ReplyDeleteMy ability to "review" music is about nil, but I'm glad to see a few favorites of my own on here -- I've listened to those Death Cab, Okkervil River, and Arcade Fire albums to death (and from that you can probably guess my general tastes). I like that Mogwai album as well.
I am happy to see THAT particular Fiery Furnaces album make your list, as it seemed to not be noticed by many people, but I found it to be a fantastic departure from their norm and one of my favorite listens from last year.
My brother has recommended Blood Brothers to me for years and I just have never gotten into it. Maybe it's time to give it ANOTHER try.
I also need to give the Radiohead album another listen, as I kind of fell out of love with everything after OK COMPUTER and never checked back in. Ignorant of me, I know.
Why, oh why, did Lala.com have to go away, as you've just given me tons of stuff I want to go give a try and this is only the first 50...
Troy, I remember you saying you liked I'm Going Away, and obviously I agree. It's my second favorite from them so far, a nice change of pace that does something new and fresh while still sounding completely like the Fiery Furnaces. Not sure why it's been overlooked, if it has; I have little sense of indie rock hype/backlash cycles anymore, and I'm kind of thankful for that.
ReplyDeleteI think In Rainbows might be a good place for those who checked out after OK Computer to check back in. It's not OKC part II, or anything, but it seems to me like it's the most accessible and straightforward they've been in years, kind of a synthesis of their older style with the newer stuff.

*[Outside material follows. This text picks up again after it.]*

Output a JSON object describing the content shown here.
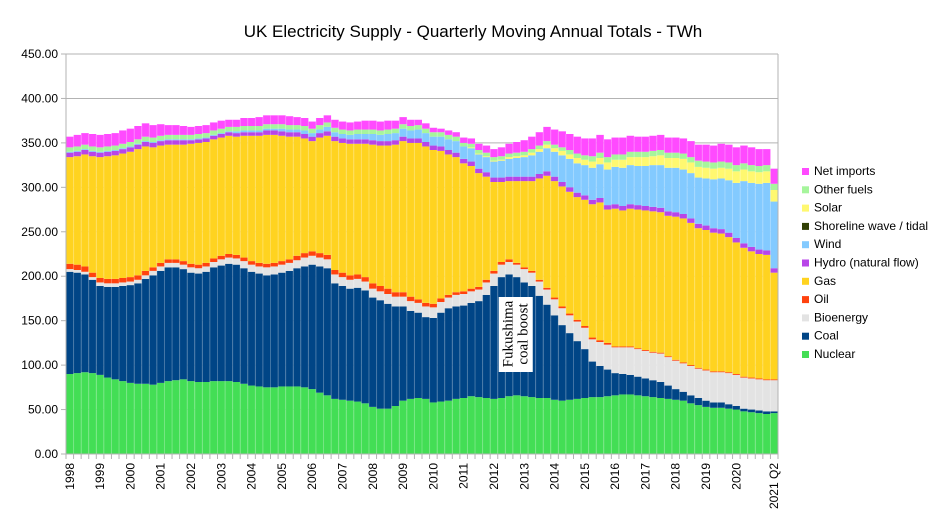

Man...this is a fantastic list. I'm only commenting on this part in regard to your shout-out to Bianchi and his "resurgence of late". Does this mean you're aware of the two (at present, but growing number of) Hot Releases reissues - Armageddon and The Plain Truth...? It's my friend's label, so if you don't have this stuff/want some fantastic vinyl copies, let me know.
ReplyDeletewoollen@email.unc.edu
-Jonathan
Thanks, Jonathan. I was referring more to the fact that Bianchi started releasing new works again in the late 90s and 2000s. But of course the reissues are welcome as well. I have the older box sets of his classic 80s works, but I'm glad these albums are coming back in print again for more people to get a hold of them.